Calculate the rate of heat transfer

Finally, we will determine the rate of heat transfer between the upper surface of the plate and the air. The rate of heat transfer (\(Q\)) can be found using the following equation: $$ Q = h A \Delta T $$ where \(\Delta T\) is the temperature difference between the plate surface and the air. Here, \(\Delta T = 80^{\circ} \mathrm{C} - 20^{\circ} \mathrm{C} = 60 \mathrm{~K}\).
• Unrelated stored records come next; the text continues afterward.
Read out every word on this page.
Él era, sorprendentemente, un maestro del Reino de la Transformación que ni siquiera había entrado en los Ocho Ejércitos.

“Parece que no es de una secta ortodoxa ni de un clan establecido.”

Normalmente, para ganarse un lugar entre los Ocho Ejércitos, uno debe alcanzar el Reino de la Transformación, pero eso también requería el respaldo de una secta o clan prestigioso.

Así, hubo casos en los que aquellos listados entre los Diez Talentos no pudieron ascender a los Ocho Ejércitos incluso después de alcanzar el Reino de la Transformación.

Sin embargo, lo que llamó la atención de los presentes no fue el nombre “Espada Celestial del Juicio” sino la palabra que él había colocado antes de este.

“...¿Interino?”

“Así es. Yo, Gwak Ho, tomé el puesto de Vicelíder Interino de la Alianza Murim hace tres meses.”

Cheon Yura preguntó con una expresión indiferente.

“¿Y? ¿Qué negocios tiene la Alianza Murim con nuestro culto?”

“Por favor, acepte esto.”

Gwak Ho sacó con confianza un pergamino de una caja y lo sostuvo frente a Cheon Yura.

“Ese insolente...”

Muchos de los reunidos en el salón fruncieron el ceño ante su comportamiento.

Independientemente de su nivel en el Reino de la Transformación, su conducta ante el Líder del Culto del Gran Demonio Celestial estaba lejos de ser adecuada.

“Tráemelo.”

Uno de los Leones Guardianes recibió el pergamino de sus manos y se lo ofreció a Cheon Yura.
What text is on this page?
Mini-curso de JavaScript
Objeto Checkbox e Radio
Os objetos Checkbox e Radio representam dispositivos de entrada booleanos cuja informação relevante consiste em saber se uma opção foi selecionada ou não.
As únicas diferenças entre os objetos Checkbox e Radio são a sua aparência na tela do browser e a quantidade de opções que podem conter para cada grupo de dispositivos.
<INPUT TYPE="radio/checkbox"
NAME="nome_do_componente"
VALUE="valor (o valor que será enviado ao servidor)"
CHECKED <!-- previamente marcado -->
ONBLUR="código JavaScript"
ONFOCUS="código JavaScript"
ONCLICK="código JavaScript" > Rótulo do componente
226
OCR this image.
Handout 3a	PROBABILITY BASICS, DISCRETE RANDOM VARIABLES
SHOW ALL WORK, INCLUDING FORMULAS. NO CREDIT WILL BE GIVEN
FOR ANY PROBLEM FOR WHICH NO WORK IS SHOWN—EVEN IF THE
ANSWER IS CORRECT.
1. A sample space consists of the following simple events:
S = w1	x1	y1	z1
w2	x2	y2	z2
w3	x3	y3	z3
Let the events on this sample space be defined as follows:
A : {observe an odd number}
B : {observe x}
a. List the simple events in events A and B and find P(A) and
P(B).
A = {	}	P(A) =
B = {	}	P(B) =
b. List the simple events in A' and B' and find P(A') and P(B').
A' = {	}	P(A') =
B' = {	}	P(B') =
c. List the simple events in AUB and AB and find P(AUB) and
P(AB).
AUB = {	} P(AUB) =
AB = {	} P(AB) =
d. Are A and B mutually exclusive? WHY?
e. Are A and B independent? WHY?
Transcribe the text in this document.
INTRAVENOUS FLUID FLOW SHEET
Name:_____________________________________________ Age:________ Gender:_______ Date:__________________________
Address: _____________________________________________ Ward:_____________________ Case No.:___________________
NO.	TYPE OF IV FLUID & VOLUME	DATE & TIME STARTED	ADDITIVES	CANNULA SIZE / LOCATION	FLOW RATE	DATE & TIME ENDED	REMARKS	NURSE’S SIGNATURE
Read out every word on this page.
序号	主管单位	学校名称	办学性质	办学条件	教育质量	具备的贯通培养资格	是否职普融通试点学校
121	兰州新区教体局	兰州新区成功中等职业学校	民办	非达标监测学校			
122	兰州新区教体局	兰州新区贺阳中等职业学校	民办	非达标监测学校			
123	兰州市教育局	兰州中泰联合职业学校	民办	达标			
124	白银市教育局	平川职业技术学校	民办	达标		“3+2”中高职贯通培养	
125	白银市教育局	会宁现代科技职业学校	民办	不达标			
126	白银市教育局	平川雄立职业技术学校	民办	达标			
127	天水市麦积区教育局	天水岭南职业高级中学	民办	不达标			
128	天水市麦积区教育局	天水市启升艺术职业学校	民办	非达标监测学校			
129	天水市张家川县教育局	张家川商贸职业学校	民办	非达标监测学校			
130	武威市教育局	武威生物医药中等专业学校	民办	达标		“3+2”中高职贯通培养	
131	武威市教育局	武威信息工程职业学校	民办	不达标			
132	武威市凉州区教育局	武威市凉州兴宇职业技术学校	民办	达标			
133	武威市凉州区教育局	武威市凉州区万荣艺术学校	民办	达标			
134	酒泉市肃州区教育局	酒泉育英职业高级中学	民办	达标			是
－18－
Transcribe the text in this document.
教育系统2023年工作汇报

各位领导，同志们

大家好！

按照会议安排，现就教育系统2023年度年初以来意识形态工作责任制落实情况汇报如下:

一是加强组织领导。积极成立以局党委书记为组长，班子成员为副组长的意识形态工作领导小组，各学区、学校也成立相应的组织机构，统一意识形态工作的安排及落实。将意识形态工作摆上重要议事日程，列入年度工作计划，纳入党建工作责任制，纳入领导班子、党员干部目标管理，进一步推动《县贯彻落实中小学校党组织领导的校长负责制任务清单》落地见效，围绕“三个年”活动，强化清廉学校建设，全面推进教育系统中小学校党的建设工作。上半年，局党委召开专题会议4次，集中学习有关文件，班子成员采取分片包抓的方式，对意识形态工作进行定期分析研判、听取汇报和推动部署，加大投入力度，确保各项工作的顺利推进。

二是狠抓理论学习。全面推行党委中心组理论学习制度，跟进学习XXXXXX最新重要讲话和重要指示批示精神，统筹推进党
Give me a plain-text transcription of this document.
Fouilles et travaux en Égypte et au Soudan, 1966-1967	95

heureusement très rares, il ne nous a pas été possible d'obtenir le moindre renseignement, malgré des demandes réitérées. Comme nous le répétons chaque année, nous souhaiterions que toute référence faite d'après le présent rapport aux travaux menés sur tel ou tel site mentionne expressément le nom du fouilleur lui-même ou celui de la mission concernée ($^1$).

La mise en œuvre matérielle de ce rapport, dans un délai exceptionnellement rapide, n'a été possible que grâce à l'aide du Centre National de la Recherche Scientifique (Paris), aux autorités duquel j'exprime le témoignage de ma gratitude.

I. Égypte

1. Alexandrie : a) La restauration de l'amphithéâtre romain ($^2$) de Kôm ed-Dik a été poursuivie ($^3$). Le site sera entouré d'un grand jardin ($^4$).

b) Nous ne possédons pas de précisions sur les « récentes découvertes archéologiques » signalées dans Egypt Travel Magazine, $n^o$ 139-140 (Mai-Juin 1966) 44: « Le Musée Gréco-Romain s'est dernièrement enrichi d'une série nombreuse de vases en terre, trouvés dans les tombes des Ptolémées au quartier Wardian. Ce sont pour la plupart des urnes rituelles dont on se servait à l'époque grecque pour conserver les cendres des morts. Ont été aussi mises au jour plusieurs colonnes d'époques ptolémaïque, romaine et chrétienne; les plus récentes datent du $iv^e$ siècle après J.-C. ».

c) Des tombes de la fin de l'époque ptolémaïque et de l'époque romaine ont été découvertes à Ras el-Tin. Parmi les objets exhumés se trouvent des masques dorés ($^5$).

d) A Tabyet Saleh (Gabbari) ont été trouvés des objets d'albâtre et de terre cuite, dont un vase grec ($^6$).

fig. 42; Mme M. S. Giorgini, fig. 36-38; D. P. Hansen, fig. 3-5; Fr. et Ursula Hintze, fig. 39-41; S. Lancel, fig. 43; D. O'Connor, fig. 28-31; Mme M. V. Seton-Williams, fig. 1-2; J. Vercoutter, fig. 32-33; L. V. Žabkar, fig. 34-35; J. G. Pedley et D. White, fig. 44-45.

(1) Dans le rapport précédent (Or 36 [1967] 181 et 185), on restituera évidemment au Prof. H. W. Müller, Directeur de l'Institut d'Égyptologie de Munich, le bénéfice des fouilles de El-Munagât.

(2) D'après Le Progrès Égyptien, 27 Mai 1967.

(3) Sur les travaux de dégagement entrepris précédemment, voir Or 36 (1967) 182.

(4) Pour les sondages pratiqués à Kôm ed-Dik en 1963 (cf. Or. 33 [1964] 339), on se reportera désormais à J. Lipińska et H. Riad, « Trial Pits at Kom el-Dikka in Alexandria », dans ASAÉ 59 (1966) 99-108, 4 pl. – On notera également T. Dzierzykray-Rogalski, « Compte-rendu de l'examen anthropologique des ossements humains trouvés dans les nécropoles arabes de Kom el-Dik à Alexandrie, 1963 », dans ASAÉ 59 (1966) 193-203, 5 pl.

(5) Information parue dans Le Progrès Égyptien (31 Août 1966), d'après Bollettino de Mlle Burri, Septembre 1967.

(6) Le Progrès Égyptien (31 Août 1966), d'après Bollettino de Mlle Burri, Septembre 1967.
Now, we can calculate the rate of heat transfer: $$ Q = 52 \mathrm{~W/(m^2 \cdot K)} \times 25 \mathrm{~m^2} \times 60 \mathrm{~K} = 78,000 \mathrm{~W} $$ Therefore, the average convection heat transfer coefficient is \(52 \mathrm{~W/(m^2 \cdot K)}\) and the rate of heat transfer between the upper surface of the plate and the air is \(78,000 \mathrm{~W}\).